The Swiss federal criminal court said it upheld a complaint by Infantino to have prosecutor Stefan Keller recused from his investigation for biased conduct. It did not shut down the investigation.
“Keller, not only violated the presumption of innocence but also communicated misleading and factually incorrect information,” the court said in a 27-page document.
The prosecutor’s personal office did not immediately respond to a request for comment.
The court cited a series of four news releases issued by Keller’s office between December and March that justified removing him.
In those documents, Keller had said Infantino should face a criminal investigation into disloyal management for using a FIFA-booked private jet to fly from Suriname to Switzerland in 2017.
Keller had no authority to open his own proceedings against Infantino, and the Swiss federal prosecution office quickly said it did not have a case open.
FIFA said it welcomed the court’s ruling that “emphatically declared that the bias of Mr Keller, as demonstrated by his various media releases, repeated procedural errors, and consistent denial of rights, could not guarantee a fair process.”
Swiss lawmakers asked Keller last year to look at criminal complaints filed by Swiss residents not formally identified against then-attorney general Michael Lauber for possible abuse of public office. Lawmakers later gave Keller a mandate to investigate, with Infantino suspected of inciting Lauber.
Lauber and Infantino had three undocumented meetings in 2016 and 2017 during a wider federal investigation into international soccer officials. Both men later claimed not to recall details of the meetings which were revealed by media reports.
Infantino was elected FIFA president in February 2016 in a fallout from American and Swiss corruption investigations that forced predecessor Sepp Blatter out of office.
Lauber was ousted as Switzerland’s attorney general last year. He was found to have misled and obstructed the oversight office monitoring federal prosecutors which sought more information about the Infantino meetings.
In March, Infantino won a previous decision from the federal criminal court against Keller.
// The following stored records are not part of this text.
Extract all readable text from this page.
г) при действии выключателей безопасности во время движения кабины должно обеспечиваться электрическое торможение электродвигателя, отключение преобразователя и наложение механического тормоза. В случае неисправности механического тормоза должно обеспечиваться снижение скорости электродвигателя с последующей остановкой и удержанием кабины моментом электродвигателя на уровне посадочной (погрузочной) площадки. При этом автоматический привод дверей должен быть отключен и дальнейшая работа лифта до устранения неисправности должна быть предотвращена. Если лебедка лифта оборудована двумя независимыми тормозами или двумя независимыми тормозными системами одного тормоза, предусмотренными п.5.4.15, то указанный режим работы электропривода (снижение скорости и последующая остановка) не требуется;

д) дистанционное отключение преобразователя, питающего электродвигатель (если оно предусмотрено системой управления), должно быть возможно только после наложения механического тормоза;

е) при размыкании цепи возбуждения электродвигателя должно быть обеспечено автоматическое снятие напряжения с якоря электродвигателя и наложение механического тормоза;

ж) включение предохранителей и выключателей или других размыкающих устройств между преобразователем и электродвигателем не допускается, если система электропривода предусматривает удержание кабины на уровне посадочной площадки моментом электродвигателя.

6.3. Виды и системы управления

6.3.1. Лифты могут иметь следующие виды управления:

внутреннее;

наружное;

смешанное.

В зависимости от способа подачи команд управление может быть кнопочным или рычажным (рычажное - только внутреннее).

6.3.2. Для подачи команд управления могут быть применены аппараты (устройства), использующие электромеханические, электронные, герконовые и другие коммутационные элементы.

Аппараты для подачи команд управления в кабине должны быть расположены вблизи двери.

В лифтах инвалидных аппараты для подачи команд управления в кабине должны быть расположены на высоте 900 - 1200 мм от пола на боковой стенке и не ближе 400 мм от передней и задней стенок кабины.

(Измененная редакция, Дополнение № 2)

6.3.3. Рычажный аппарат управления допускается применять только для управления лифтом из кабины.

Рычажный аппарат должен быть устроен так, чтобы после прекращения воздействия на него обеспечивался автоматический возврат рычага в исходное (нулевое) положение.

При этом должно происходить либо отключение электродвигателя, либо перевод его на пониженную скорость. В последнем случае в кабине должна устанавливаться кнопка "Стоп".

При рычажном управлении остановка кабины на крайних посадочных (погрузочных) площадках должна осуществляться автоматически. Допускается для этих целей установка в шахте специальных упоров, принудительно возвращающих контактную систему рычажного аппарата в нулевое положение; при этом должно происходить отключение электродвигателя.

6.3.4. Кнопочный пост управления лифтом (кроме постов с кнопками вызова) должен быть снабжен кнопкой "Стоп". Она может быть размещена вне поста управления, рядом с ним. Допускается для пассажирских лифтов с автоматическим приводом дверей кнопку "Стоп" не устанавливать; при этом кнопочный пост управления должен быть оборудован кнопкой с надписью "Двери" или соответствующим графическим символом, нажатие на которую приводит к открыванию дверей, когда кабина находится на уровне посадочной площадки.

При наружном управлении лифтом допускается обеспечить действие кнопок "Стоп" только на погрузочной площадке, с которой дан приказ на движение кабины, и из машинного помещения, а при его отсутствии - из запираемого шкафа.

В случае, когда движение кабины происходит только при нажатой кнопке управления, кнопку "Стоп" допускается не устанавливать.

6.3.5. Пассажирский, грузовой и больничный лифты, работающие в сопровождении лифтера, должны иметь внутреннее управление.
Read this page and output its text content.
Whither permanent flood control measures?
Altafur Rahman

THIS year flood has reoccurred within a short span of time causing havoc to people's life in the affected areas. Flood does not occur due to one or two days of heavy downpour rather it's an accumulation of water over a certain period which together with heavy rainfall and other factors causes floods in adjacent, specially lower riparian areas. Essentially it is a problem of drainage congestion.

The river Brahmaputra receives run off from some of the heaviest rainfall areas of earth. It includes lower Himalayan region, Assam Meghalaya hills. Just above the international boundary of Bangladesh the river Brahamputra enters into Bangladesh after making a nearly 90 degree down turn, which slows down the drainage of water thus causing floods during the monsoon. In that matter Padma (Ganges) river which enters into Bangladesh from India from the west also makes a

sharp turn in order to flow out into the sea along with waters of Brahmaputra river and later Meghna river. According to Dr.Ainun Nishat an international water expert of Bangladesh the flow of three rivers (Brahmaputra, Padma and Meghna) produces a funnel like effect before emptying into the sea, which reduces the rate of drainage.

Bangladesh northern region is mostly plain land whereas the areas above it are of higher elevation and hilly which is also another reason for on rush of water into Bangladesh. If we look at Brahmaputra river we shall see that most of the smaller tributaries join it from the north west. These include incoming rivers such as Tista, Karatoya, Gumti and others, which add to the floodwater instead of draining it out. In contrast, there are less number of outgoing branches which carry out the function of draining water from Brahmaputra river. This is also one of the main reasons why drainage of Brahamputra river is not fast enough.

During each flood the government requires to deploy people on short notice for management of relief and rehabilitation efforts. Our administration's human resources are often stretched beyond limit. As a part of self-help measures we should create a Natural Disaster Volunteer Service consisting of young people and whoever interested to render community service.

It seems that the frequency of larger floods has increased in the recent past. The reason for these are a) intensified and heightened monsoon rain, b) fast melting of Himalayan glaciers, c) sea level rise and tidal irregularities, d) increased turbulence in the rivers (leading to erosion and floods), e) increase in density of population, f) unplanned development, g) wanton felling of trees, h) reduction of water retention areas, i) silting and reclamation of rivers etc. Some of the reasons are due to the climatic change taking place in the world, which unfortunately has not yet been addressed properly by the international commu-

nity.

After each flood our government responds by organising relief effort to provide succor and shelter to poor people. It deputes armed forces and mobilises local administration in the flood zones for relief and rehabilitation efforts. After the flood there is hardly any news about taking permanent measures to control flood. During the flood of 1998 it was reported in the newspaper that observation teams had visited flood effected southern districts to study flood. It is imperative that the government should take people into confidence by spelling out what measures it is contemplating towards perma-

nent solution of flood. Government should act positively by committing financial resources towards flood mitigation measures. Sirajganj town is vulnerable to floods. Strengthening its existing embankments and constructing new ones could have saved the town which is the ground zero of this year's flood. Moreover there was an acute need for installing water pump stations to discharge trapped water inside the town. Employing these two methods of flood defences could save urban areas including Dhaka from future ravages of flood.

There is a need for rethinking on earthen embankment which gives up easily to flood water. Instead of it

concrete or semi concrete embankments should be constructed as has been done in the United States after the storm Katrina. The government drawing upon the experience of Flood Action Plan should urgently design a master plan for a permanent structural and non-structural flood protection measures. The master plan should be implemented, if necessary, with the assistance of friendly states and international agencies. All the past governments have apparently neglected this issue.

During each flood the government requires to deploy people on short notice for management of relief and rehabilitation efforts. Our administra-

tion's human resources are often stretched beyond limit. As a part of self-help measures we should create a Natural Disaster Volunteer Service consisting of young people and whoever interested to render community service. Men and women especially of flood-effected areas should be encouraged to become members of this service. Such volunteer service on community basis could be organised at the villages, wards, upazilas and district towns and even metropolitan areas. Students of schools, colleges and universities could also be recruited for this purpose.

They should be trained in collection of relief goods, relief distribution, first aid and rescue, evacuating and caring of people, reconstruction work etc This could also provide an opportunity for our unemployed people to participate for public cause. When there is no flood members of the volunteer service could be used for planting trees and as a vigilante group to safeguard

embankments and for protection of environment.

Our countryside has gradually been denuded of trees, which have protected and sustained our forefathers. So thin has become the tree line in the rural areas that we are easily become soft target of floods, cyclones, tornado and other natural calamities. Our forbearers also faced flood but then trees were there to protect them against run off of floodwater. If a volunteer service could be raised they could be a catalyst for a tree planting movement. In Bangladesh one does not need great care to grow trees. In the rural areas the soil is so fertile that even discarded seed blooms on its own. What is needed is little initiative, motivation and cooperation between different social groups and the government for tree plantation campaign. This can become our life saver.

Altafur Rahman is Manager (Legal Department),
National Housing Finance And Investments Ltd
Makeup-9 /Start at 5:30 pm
It ruled the prosecutor should not have interviewed an associate of the FIFA president about the private flight.
The latest ruling awarded Infantino 5,000 Swiss francs ($5,500) from the Swiss federal prosecution office.
FIFA said Infantino was “fully available to cooperate with the authorities, whether that concerns meetings that the FIFA President had with the former Attorney General of Switzerland, or anything else.”